The Kaplan/Newsweek publication, How to Get into College, is meant for that hyper-competent first group.
For the rest of us, HTGIC works as a chatty, People-esque sampler of everyone else's adventures in admissions. People-esque is the key descriptor here, since this is basically just a very expensive ($5.95) magazine. But it has nice pictures, between the 12 million Army and Discover card ads.

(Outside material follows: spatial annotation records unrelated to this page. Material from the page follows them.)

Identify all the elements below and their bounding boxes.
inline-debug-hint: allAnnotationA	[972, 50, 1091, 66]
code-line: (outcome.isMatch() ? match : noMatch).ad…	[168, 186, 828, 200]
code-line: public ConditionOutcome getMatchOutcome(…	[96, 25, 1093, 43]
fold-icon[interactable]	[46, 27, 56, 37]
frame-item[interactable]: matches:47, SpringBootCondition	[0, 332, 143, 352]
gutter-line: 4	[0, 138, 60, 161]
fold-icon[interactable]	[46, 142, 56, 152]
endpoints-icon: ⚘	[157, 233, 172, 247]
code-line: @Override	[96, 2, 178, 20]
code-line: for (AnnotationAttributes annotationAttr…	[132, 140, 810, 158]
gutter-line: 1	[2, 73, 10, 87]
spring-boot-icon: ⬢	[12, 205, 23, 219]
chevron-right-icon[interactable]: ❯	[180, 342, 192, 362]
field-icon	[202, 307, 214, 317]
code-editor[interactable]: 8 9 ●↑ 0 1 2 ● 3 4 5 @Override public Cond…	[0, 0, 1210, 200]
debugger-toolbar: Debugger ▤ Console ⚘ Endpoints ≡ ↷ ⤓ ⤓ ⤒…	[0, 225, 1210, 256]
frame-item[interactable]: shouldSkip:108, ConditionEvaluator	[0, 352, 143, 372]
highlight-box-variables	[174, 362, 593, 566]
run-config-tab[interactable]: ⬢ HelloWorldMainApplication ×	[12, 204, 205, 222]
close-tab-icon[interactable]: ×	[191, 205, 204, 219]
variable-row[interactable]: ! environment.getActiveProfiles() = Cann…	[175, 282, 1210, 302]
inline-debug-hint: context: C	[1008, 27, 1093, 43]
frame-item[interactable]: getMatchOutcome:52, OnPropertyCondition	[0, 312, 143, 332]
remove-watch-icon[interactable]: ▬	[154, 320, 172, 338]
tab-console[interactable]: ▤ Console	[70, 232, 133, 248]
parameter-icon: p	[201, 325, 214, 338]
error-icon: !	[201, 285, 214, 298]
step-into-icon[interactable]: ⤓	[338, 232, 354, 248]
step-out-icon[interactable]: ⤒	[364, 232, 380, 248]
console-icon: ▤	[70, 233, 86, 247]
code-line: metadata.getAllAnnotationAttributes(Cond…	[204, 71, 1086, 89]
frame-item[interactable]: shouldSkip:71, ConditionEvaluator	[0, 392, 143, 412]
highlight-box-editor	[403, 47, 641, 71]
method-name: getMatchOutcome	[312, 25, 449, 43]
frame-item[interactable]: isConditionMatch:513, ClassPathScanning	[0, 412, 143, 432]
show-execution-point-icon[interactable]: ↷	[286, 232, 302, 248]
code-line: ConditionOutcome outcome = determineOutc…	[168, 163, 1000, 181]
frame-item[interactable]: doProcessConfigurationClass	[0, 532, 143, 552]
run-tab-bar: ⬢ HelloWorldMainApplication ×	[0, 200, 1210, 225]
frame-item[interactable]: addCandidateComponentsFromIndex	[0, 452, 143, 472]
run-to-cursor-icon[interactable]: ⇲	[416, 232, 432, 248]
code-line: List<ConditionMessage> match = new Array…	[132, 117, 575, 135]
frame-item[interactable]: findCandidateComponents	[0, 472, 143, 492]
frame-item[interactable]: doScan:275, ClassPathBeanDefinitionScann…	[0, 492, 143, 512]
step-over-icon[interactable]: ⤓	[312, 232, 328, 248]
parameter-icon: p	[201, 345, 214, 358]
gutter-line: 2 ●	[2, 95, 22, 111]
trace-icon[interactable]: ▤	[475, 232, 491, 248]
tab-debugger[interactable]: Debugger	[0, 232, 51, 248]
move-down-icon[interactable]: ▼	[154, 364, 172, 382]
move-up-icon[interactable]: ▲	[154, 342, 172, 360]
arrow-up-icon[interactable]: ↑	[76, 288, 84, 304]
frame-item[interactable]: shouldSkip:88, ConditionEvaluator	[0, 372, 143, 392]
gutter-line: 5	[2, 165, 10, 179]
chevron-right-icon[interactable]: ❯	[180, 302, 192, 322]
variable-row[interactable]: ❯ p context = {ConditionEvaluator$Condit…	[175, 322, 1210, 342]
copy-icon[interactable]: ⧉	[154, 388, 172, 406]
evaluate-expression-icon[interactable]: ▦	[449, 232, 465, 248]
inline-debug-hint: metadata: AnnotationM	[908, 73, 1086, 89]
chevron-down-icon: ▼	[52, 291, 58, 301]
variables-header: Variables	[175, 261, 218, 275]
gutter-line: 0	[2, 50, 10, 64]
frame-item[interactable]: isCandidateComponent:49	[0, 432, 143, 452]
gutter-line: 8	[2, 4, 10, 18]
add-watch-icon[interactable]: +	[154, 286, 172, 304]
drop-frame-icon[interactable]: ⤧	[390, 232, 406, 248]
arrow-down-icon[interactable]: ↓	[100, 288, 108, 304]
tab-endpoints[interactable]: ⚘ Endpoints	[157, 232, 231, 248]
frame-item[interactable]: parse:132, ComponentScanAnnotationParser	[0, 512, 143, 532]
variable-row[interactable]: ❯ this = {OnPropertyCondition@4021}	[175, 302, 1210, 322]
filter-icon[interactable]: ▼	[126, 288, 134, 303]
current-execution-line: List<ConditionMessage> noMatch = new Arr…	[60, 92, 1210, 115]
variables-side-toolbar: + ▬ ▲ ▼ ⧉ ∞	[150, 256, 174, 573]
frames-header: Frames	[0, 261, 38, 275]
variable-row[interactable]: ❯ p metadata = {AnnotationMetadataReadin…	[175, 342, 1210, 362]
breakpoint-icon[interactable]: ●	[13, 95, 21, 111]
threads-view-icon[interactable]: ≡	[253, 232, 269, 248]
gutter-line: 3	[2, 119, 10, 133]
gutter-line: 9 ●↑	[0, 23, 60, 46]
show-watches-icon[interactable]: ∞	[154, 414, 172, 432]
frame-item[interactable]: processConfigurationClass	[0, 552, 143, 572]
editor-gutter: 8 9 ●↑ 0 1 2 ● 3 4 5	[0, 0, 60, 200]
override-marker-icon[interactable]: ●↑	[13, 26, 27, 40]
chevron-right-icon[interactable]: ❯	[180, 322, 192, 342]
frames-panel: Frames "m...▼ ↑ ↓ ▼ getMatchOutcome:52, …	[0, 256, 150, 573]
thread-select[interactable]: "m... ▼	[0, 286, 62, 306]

Not that there's not real information here. Every article focuses on a different aspect of the application process. For example, one's top picks for schools should be based on size, environment, academic specialties and social opportunities. (Had I only known ... I almost went to Wooster just because I thought the name was funny.) The benefits of early application are assessed. An interesting pair of articles present the arguments against the "hot spots," schools currently popular because of famous attendees or athletic accomplishments, as well as a look at those "hot" schools and their current celebrity students. (Because I know you want to know, this is the only article in which our fair campus is listed: "Miles Simon: One of the top basketball players in the country, he led his college team to the 1997 NCAA Championship. He's a senior.")

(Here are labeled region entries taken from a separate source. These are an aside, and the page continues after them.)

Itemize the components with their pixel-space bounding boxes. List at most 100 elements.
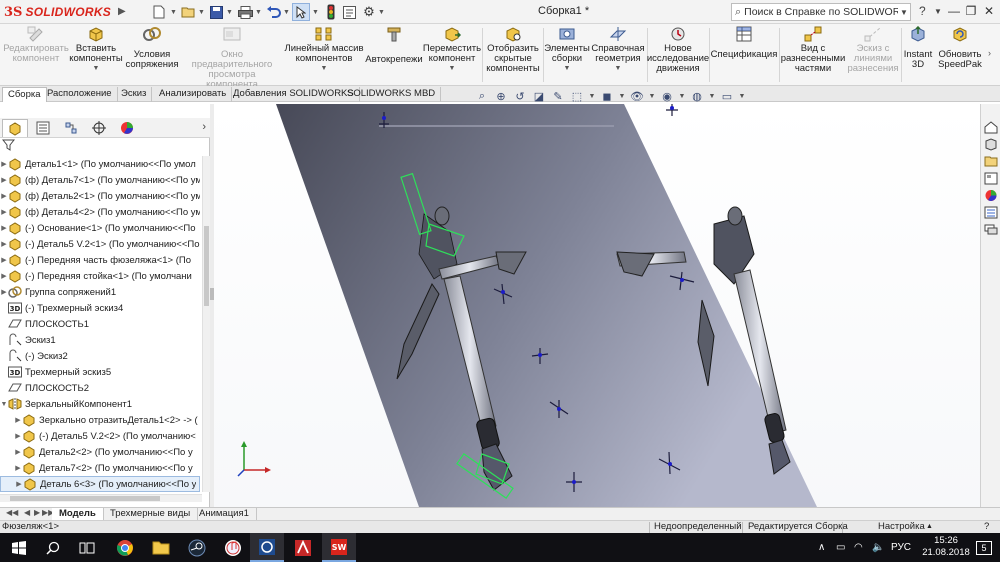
steam-icon[interactable]	[180, 533, 214, 562]
view-settings-dropdown-icon[interactable]: ▼	[738, 88, 746, 104]
solidworks-resources-icon[interactable]	[983, 120, 999, 135]
tab-layout[interactable]: Расположение	[42, 87, 118, 102]
open-dropdown-icon[interactable]: ▼	[197, 3, 205, 21]
tree-item-part[interactable]: ▶ (-) Деталь5 V.2<1> (По умолчанию<<По	[0, 236, 200, 252]
section-view-icon[interactable]: ◪	[531, 88, 547, 104]
edit-appearance-icon[interactable]: ◉	[659, 88, 675, 104]
tab-next-icon[interactable]: ▶	[34, 508, 40, 517]
tree-expand-arrow-icon[interactable]: ▶	[14, 416, 22, 424]
file-explorer-icon[interactable]	[983, 154, 999, 169]
scrollbar-thumb[interactable]	[10, 496, 160, 501]
tree-item-part[interactable]: ▶ (-) Передняя часть фюзеляжа<1> (По	[0, 252, 200, 268]
tree-expand-arrow-icon[interactable]: ▶	[0, 224, 8, 232]
wifi-icon[interactable]: ◠	[854, 533, 863, 562]
coordinate-triad[interactable]	[236, 438, 276, 478]
tree-item-part[interactable]: ▶ (ф) Деталь7<1> (По умолчанию<<По ум	[0, 172, 200, 188]
tree-expand-arrow-icon[interactable]: ▶	[14, 448, 22, 456]
explode-line-sketch-button[interactable]: Эскиз с линиями разнесения	[846, 26, 900, 74]
panel-next-arrow-icon[interactable]: ›	[202, 121, 206, 133]
reference-geometry-button[interactable]: Справочная геометрия ▼	[590, 26, 646, 74]
tree-expand-arrow-icon[interactable]: ▶	[0, 176, 8, 184]
menu-expand-arrow-icon[interactable]: ▶	[118, 4, 128, 20]
tree-item-part[interactable]: ▶ Зеркально отразитьДеталь1<2> -> (	[0, 412, 200, 428]
appearances-scenes-icon[interactable]	[983, 188, 999, 203]
hide-show-dropdown-icon[interactable]: ▼	[648, 88, 656, 104]
assembly-features-dropdown-icon[interactable]: ▼	[564, 64, 571, 74]
dimxpert-tab-icon[interactable]	[86, 119, 112, 137]
assembly-features-button[interactable]: Элементы сборки ▼	[544, 26, 590, 74]
tree-horizontal-scrollbar[interactable]	[0, 494, 202, 502]
new-dropdown-icon[interactable]: ▼	[169, 3, 177, 21]
tree-item-part[interactable]: ▶ (-) Передняя стойка<1> (По умолчани	[0, 268, 200, 284]
tree-vertical-scrollbar[interactable]	[202, 156, 210, 492]
itunes-icon[interactable]	[216, 533, 250, 562]
file-properties-icon[interactable]	[341, 3, 357, 21]
configurationmanager-tab-icon[interactable]	[58, 119, 84, 137]
tree-item-part[interactable]: ▶ (ф) Деталь4<2> (По умолчанию<<По ум	[0, 204, 200, 220]
tray-overflow-icon[interactable]: ∧	[818, 533, 825, 562]
fuselage-body[interactable]	[276, 104, 817, 507]
command-more-icon[interactable]: ›	[988, 48, 991, 58]
tab-sketch[interactable]: Эскиз	[116, 87, 153, 102]
update-speedpak-button[interactable]: Обновить SpeedPak	[936, 26, 984, 70]
component-preview-window-button[interactable]: Окно предварительного просмотра компонен…	[182, 26, 282, 90]
tree-item-sketch[interactable]: (-) Эскиз2	[0, 348, 200, 364]
solidworks-taskbar-icon[interactable]: SW	[322, 533, 356, 562]
tree-expand-arrow-icon[interactable]: ▶	[14, 432, 22, 440]
linear-pattern-dropdown-icon[interactable]: ▼	[321, 64, 328, 74]
new-document-icon[interactable]	[150, 3, 168, 21]
save-dropdown-icon[interactable]: ▼	[225, 3, 233, 21]
tab-prev-icon[interactable]: ◀	[24, 508, 30, 517]
search-dropdown-icon[interactable]: ▼	[898, 8, 910, 17]
show-hidden-components-button[interactable]: Отобразить скрытые компоненты	[484, 26, 542, 74]
reference-geometry-dropdown-icon[interactable]: ▼	[615, 64, 622, 74]
tree-expand-arrow-icon[interactable]: ▶	[0, 192, 8, 200]
tree-item-3d-sketch[interactable]: 3D (-) Трехмерный эскиз4	[0, 300, 200, 316]
view-orientation-dropdown-icon[interactable]: ▼	[588, 88, 596, 104]
linear-pattern-button[interactable]: Линейный массив компонентов ▼	[284, 26, 364, 74]
insert-components-button[interactable]: Вставить компоненты ▼	[68, 26, 124, 74]
edit-component-button[interactable]: Редактировать компонент	[3, 26, 69, 64]
chrome-icon[interactable]	[108, 533, 142, 562]
solidworks-logo[interactable]: 3S SOLIDWORKS	[4, 3, 111, 21]
zoom-to-area-icon[interactable]: ⊕	[493, 88, 509, 104]
tree-expand-arrow-icon[interactable]: ▶	[0, 272, 8, 280]
tree-item-plane[interactable]: ПЛОСКОСТЬ1	[0, 316, 200, 332]
new-motion-study-button[interactable]: Новое исследование движения	[647, 26, 709, 74]
tree-item-part[interactable]: ▶ Деталь7<2> (По умолчанию<<По у	[0, 460, 200, 476]
tree-expand-arrow-icon[interactable]: ▶	[0, 208, 8, 216]
custom-properties-icon[interactable]	[983, 205, 999, 220]
file-explorer-taskbar-icon[interactable]	[144, 533, 178, 562]
options-gear-icon[interactable]: ⚙	[360, 3, 378, 21]
display-manager-tab-icon[interactable]	[114, 119, 140, 137]
tab-solidworks-mbd[interactable]: SOLIDWORKS MBD	[342, 87, 442, 102]
tree-item-mirror-component[interactable]: ▼ ЗеркальныйКомпонент1	[0, 396, 200, 412]
tab-assembly[interactable]: Сборка	[2, 87, 47, 102]
view-orientation-icon[interactable]: ⬚	[569, 88, 585, 104]
start-icon[interactable]	[2, 533, 36, 562]
tree-expand-arrow-icon[interactable]: ▶	[0, 240, 8, 248]
help-question-icon[interactable]: ?	[919, 4, 926, 18]
move-component-button[interactable]: Переместить компонент ▼	[423, 26, 481, 74]
rebuild-icon[interactable]	[324, 3, 338, 21]
display-style-dropdown-icon[interactable]: ▼	[618, 88, 626, 104]
tree-expand-arrow-icon[interactable]: ▶	[0, 160, 8, 168]
units-dropdown-icon[interactable]: ▲	[926, 521, 933, 533]
notifications-icon[interactable]: 5	[976, 533, 992, 562]
search-icon[interactable]	[36, 533, 70, 562]
mate-button[interactable]: Условия сопряжения	[126, 26, 178, 70]
help-search-input[interactable]: ⌕ Поиск в Справке по SOLIDWORKS ▼	[731, 3, 911, 21]
close-icon[interactable]: ✕	[980, 2, 998, 20]
previous-view-icon[interactable]: ↺	[512, 88, 528, 104]
status-help-icon[interactable]: ?	[984, 521, 989, 533]
apply-scene-icon[interactable]: ◍	[689, 88, 705, 104]
save-icon[interactable]	[207, 3, 225, 21]
print-dropdown-icon[interactable]: ▼	[254, 3, 262, 21]
tree-item-part[interactable]: ▶ (-) Деталь5 V.2<2> (По умолчанию<	[0, 428, 200, 444]
view-settings-icon[interactable]: ▭	[719, 88, 735, 104]
hide-show-items-icon[interactable]: 👁	[629, 88, 645, 104]
undo-icon[interactable]	[264, 3, 282, 21]
tree-filter-icon[interactable]	[1, 139, 22, 155]
appearance-dropdown-icon[interactable]: ▼	[678, 88, 686, 104]
scrollbar-thumb[interactable]	[204, 226, 209, 306]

For all the soft-profiles of success stories (the girl who committed academic suicide her sophomore year, yet went on to lobby her way into UMass, the football player who turned down athletic scholarships because he wanted to be a history teacher), this is not a publication for high-school seniors; it's for high-school seniors' moms. The article on financial aid and the surprises in store for middle-class parents is necessary but scary. Kaplan/Newsweek kindly follows this with a list of bargain-priced schools.

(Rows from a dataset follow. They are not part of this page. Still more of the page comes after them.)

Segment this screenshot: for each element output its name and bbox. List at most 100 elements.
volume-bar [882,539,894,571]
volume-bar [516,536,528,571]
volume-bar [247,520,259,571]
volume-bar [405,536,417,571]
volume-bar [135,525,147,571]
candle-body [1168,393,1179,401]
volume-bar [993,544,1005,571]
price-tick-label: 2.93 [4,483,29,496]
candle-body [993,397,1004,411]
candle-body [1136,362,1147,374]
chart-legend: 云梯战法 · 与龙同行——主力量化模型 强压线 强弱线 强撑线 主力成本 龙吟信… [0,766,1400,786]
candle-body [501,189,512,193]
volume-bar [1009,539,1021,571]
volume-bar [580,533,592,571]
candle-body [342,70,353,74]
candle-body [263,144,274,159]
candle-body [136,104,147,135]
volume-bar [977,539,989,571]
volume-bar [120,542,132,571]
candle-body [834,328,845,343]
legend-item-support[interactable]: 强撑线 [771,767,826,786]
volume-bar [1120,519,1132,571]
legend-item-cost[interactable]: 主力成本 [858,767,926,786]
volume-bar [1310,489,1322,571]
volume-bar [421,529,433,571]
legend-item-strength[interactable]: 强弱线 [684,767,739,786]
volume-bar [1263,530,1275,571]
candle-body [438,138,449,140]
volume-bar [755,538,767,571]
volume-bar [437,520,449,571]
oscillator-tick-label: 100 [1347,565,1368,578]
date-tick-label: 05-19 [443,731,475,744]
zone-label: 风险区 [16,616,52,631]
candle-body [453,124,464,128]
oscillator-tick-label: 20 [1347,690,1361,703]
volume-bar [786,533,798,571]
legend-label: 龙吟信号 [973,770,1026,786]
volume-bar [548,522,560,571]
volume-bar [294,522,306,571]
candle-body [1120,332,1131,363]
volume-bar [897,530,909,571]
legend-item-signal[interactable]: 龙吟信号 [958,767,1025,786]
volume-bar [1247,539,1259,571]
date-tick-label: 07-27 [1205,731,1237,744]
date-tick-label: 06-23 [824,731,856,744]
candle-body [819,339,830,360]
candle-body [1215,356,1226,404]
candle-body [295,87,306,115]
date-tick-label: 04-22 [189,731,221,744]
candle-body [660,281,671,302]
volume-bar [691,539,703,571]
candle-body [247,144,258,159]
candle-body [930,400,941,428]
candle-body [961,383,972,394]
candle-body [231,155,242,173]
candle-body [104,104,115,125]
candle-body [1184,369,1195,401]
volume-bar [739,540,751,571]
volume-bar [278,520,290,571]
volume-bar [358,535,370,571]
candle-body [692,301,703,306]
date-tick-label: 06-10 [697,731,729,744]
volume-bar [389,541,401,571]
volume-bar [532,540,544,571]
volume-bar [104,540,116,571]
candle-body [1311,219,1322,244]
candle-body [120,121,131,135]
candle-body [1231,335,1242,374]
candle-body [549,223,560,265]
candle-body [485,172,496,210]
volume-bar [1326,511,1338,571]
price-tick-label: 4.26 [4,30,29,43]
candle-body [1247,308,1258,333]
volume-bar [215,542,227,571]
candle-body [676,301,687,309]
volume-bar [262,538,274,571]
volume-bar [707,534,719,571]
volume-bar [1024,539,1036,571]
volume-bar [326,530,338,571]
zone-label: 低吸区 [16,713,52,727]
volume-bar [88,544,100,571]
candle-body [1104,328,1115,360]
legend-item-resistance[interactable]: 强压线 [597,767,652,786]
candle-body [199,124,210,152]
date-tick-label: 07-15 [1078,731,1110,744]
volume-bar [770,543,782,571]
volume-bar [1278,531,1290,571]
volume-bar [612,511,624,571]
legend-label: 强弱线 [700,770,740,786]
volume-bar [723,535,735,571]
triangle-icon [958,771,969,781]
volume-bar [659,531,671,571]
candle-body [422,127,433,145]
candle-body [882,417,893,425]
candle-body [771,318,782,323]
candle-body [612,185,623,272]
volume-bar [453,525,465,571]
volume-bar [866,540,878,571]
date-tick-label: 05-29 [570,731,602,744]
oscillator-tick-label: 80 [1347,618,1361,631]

There's also a diagnostic SAT/ACT test, which I took (I also can't ignore a Cosmo quiz). I did very well on the Verbal sections (although I would argue a couple of the usage answers), but there's something very sad going on when a college senior like me cringes and quickly turns the page when confronted with the sample ACT Science Reasoning and Math section.
Don't be fooled by the heft of this magazine. The last hundred or so pages are dedicated to the "Kaplan College and University Directory," a state-by-state listing of just about every college you can think of. Yes, the UA is here, too, with a report on student body statistics, tuition costs and selectivity. Useful, to a high-school senior's mom.
For the rest of us, since we're all already here, this magazine is a rueful look back. Had I even the tiniest smidge of ambition, maybe I really would be at Wooster. I don't want my apathetic destiny to be visited upon the next generation; I'm sending a copy of HTGIC to my 17-year-old cousin (and his mom). I suggest you do the same.